Survey: Contractors leaving money on the table
Accounting decisions can have ramifications on revenue stream, Grant Thornton survey says.
Because of decisions on how to account for their labor rates, many contractors are unknowingly forsaking revenue.
That’s the conclusion of Norm Duquette, a Grant Thornton government contractor specialist. He interpreted some of the results of the accounting firm's annual government contractor survey at an event hosted by the firm Feb. 24.
According to the survey, 35 percent of the respondents said they are using total time accounting. Because of this, they are not charging for all of the hours that go into time and material contract work, Duquette said.
The survey found that 84 percent of contractors are using rate compression, which means that a salaried employee, for example, earns $20 an hour for a standard 40 hours work week. If that salaried employee works more than 40 hours a week on a project, the hourly rate goes down, or becomes compressed, because the contractor is not accounting for the work on a standard rate, Duquette said.
“You are giving that work [over 40 hours] away for free,” he said.
Another finding of the survey is the lack of popularity among contractors for earned value management (EVM) systems.

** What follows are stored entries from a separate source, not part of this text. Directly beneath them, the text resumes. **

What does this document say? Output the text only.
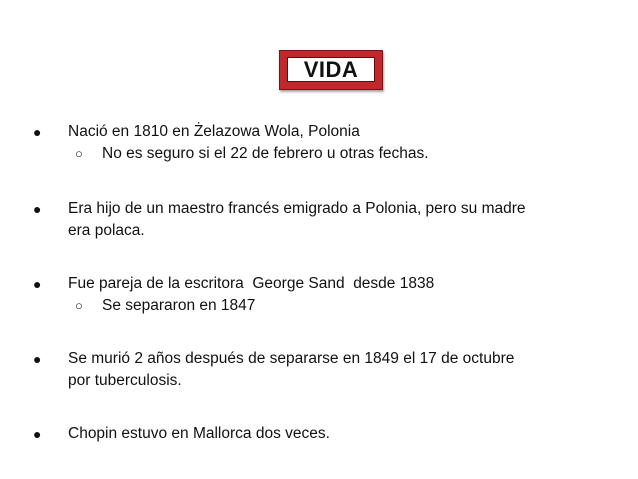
VIDA
● Nació en 1810 en Żelazowa Wola, Polonia
○ No es seguro si el 22 de febrero u otras fechas.
● Era hijo de un maestro francés emigrado a Polonia, pero su madre
era polaca.
● Fue pareja de la escritora  George Sand  desde 1838
○ Se separaron en 1847
● Se murió 2 años después de separarse en 1849 el 17 de octubre
por tuberculosis.
● Chopin estuvo en Mallorca dos veces.
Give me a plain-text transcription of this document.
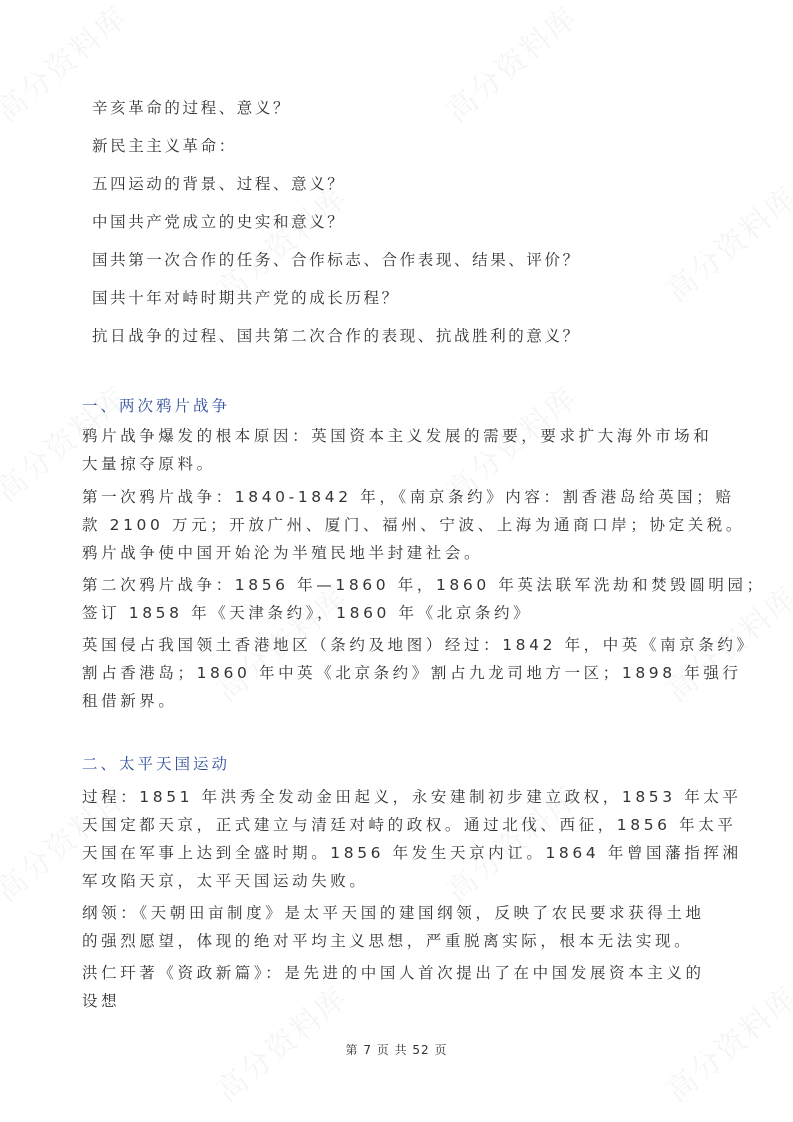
辛亥革命的过程、意义？
新民主主义革命：
五四运动的背景、过程、意义？
中国共产党成立的史实和意义？
国共第一次合作的任务、合作标志、合作表现、结果、评价？
国共十年对峙时期共产党的成长历程？
抗日战争的过程、国共第二次合作的表现、抗战胜利的意义？
一、两次鸦片战争
鸦片战争爆发的根本原因：英国资本主义发展的需要，要求扩大海外市场和
大量掠夺原料。
第一次鸦片战争：1840-1842 年，《南京条约》内容：割香港岛给英国；赔
款 2100 万元；开放广州、厦门、福州、宁波、上海为通商口岸；协定关税。
鸦片战争使中国开始沦为半殖民地半封建社会。
第二次鸦片战争：1856 年—1860 年，1860 年英法联军洗劫和焚毁圆明园；
签订 1858 年《天津条约》，1860 年《北京条约》
英国侵占我国领土香港地区（条约及地图）经过：1842 年，中英《南京条约》
割占香港岛；1860 年中英《北京条约》割占九龙司地方一区；1898 年强行
租借新界。
二、太平天国运动
过程：1851 年洪秀全发动金田起义，永安建制初步建立政权，1853 年太平
天国定都天京，正式建立与清廷对峙的政权。通过北伐、西征，1856 年太平
天国在军事上达到全盛时期。1856 年发生天京内讧。1864 年曾国藩指挥湘
军攻陷天京，太平天国运动失败。
纲领：《天朝田亩制度》是太平天国的建国纲领，反映了农民要求获得土地
的强烈愿望，体现的绝对平均主义思想，严重脱离实际，根本无法实现。
洪仁玕著《资政新篇》：是先进的中国人首次提出了在中国发展资本主义的
设想
第 7 页 共 52 页
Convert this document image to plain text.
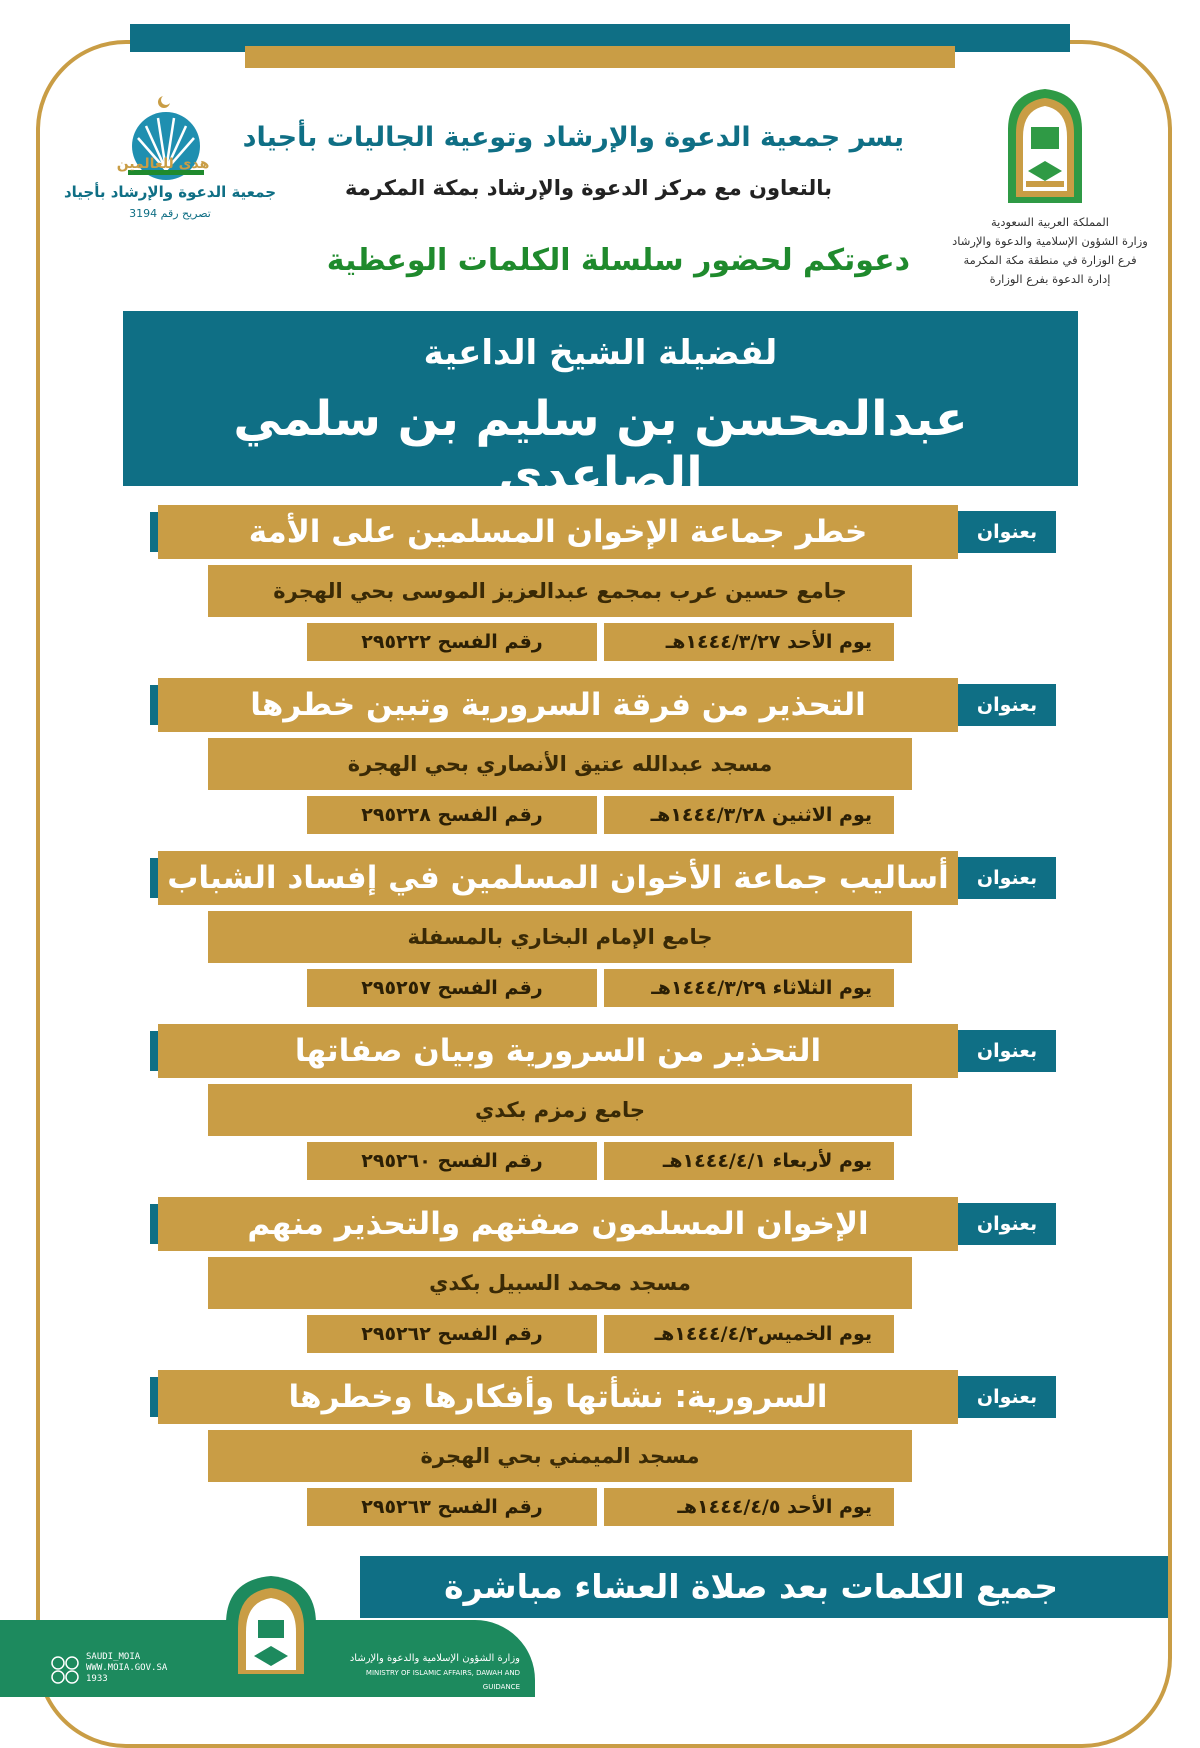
المملكة العربية السعودية
وزارة الشؤون الإسلامية والدعوة والإرشاد
فرع الوزارة في منطقة مكة المكرمة
إدارة الدعوة بفرع الوزارة
هدى للعالمين
جمعية الدعوة والإرشاد بأجياد
تصريح رقم 3194
يسر جمعية الدعوة والإرشاد وتوعية الجاليات بأجياد
بالتعاون مع مركز الدعوة والإرشاد بمكة المكرمة
دعوتكم لحضور سلسلة الكلمات الوعظية
لفضيلة الشيخ الداعية
عبدالمحسن بن سليم بن سلمي الصاعدي
خطر جماعة الإخوان المسلمين على الأمة	بعنوان
جامع حسين عرب بمجمع عبدالعزيز الموسى بحي الهجرة
يوم الأحد ١٤٤٤/٣/٢٧هـ
رقم الفسح ٢٩٥٢٢٢
التحذير من فرقة السرورية وتبين خطرها	بعنوان
مسجد عبدالله عتيق الأنصاري بحي الهجرة
يوم الاثنين ١٤٤٤/٣/٢٨هـ
رقم الفسح ٢٩٥٢٢٨
أساليب جماعة الأخوان المسلمين في إفساد الشباب	بعنوان
جامع الإمام البخاري بالمسفلة
يوم الثلاثاء ١٤٤٤/٣/٢٩هـ
رقم الفسح ٢٩٥٢٥٧
التحذير من السرورية وبيان صفاتها	بعنوان
جامع زمزم بكدي
يوم لأربعاء ١٤٤٤/٤/١هـ
رقم الفسح ٢٩٥٢٦٠
الإخوان المسلمون صفتهم والتحذير منهم	بعنوان
مسجد محمد السبيل بكدي
يوم الخميس١٤٤٤/٤/٢هـ
رقم الفسح ٢٩٥٢٦٢
السرورية: نشأتها وأفكارها وخطرها	بعنوان
مسجد الميمني بحي الهجرة
يوم الأحد ١٤٤٤/٤/٥هـ
رقم الفسح ٢٩٥٢٦٣
جميع الكلمات بعد صلاة العشاء مباشرة
وزارة الشؤون الإسلامية والدعوة والإرشاد
MINISTRY OF ISLAMIC AFFAIRS, DAWAH AND GUIDANCE
SAUDI_MOIA
WWW.MOIA.GOV.SA
1933
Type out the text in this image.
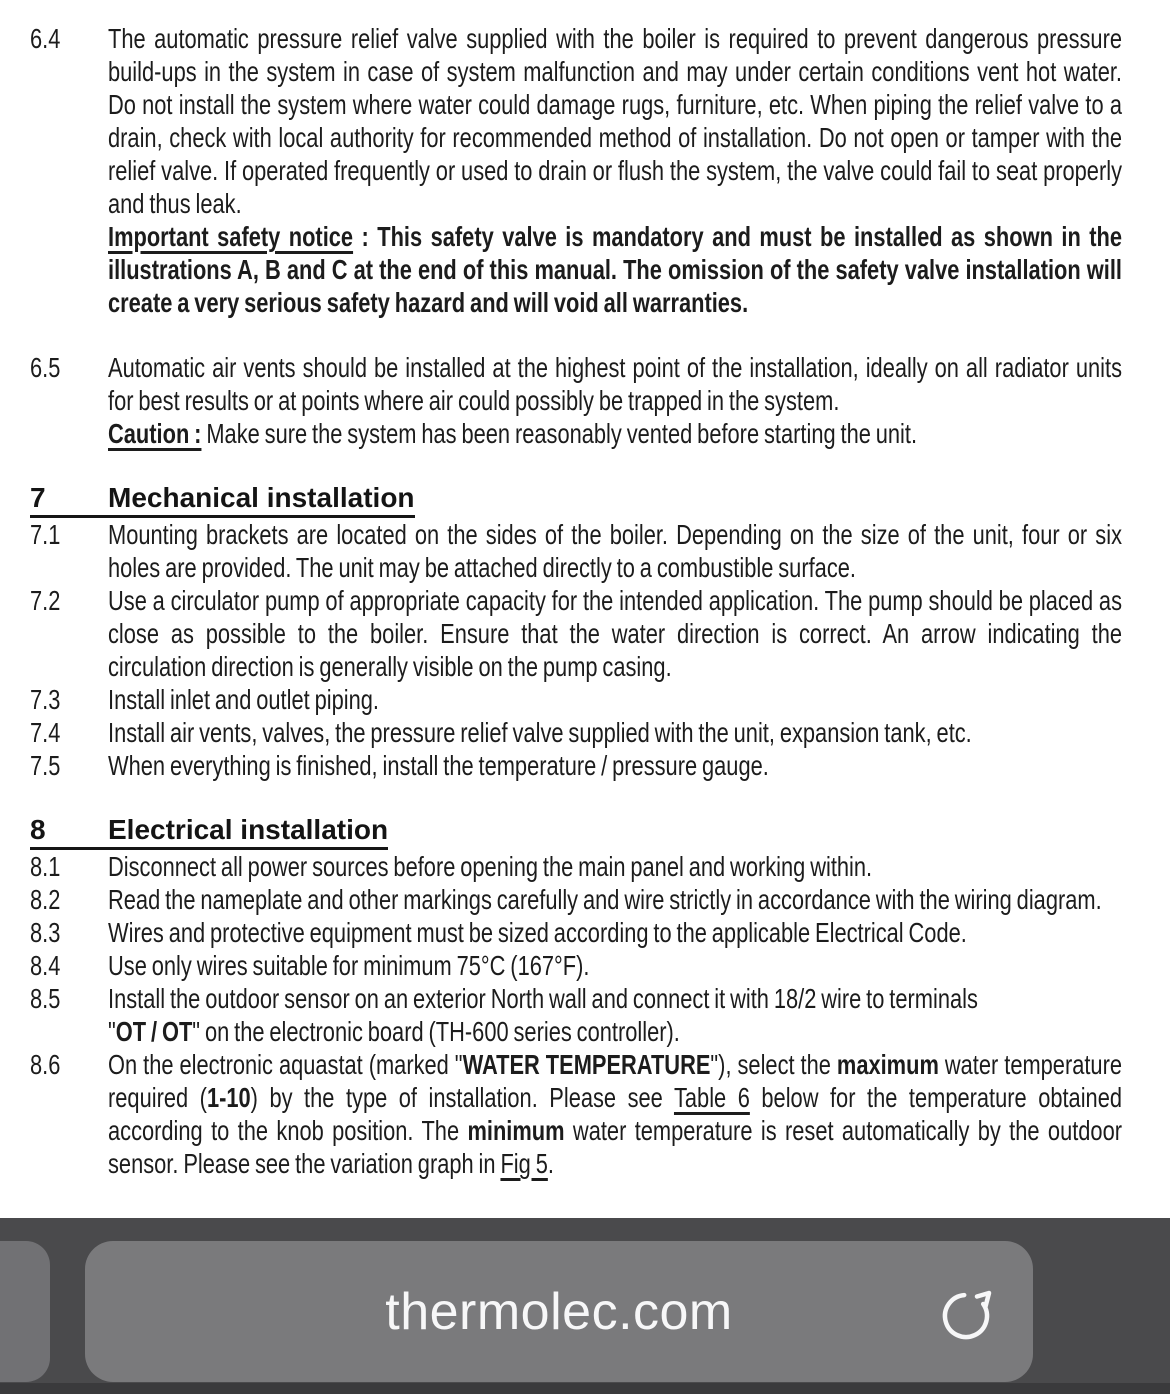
6.4 The automatic pressure relief valve supplied with the boiler is required to prevent dangerous pressure
build-ups in the system in case of system malfunction and may under certain conditions vent hot water.
Do not install the system where water could damage rugs, furniture, etc. When piping the relief valve to a
drain, check with local authority for recommended method of installation. Do not open or tamper with the
relief valve. If operated frequently or used to drain or flush the system, the valve could fail to seat properly
and thus leak.
Important safety notice : This safety valve is mandatory and must be installed as shown in the
illustrations A, B and C at the end of this manual. The omission of the safety valve installation will
create a very serious safety hazard and will void all warranties.
6.5 Automatic air vents should be installed at the highest point of the installation, ideally on all radiator units
for best results or at points where air could possibly be trapped in the system.
Caution : Make sure the system has been reasonably vented before starting the unit.
7	Mechanical installation
7.1 Mounting brackets are located on the sides of the boiler. Depending on the size of the unit, four or six
holes are provided. The unit may be attached directly to a combustible surface.
7.2 Use a circulator pump of appropriate capacity for the intended application. The pump should be placed as
close as possible to the boiler. Ensure that the water direction is correct. An arrow indicating the
circulation direction is generally visible on the pump casing.
7.3 Install inlet and outlet piping.
7.4 Install air vents, valves, the pressure relief valve supplied with the unit, expansion tank, etc.
7.5 When everything is finished, install the temperature / pressure gauge.
8	Electrical installation
8.1 Disconnect all power sources before opening the main panel and working within.
8.2 Read the nameplate and other markings carefully and wire strictly in accordance with the wiring diagram.
8.3 Wires and protective equipment must be sized according to the applicable Electrical Code.
8.4 Use only wires suitable for minimum 75°C (167°F).
8.5 Install the outdoor sensor on an exterior North wall and connect it with 18/2 wire to terminals
"OT / OT" on the electronic board (TH-600 series controller).
8.6 On the electronic aquastat (marked "WATER TEMPERATURE"), select the maximum water temperature
required (1-10) by the type of installation. Please see Table 6 below for the temperature obtained
according to the knob position. The minimum water temperature is reset automatically by the outdoor
sensor. Please see the variation graph in Fig 5.
thermolec.com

Eighty-five percent of respondents said they wouldn’t use EVM systems if they were not required.
Only 40 percent of respondents said they received feedback from their customers after filing the earned value management reports.
Duquette also said that the survey debunks the belief that government contractors are profiteers. Thirty-seven percent reported that their profit before interest and taxes was 5 percent or lower. Five percent reported no profits.
Only 14 percent claimed profits above 15 percent, he said.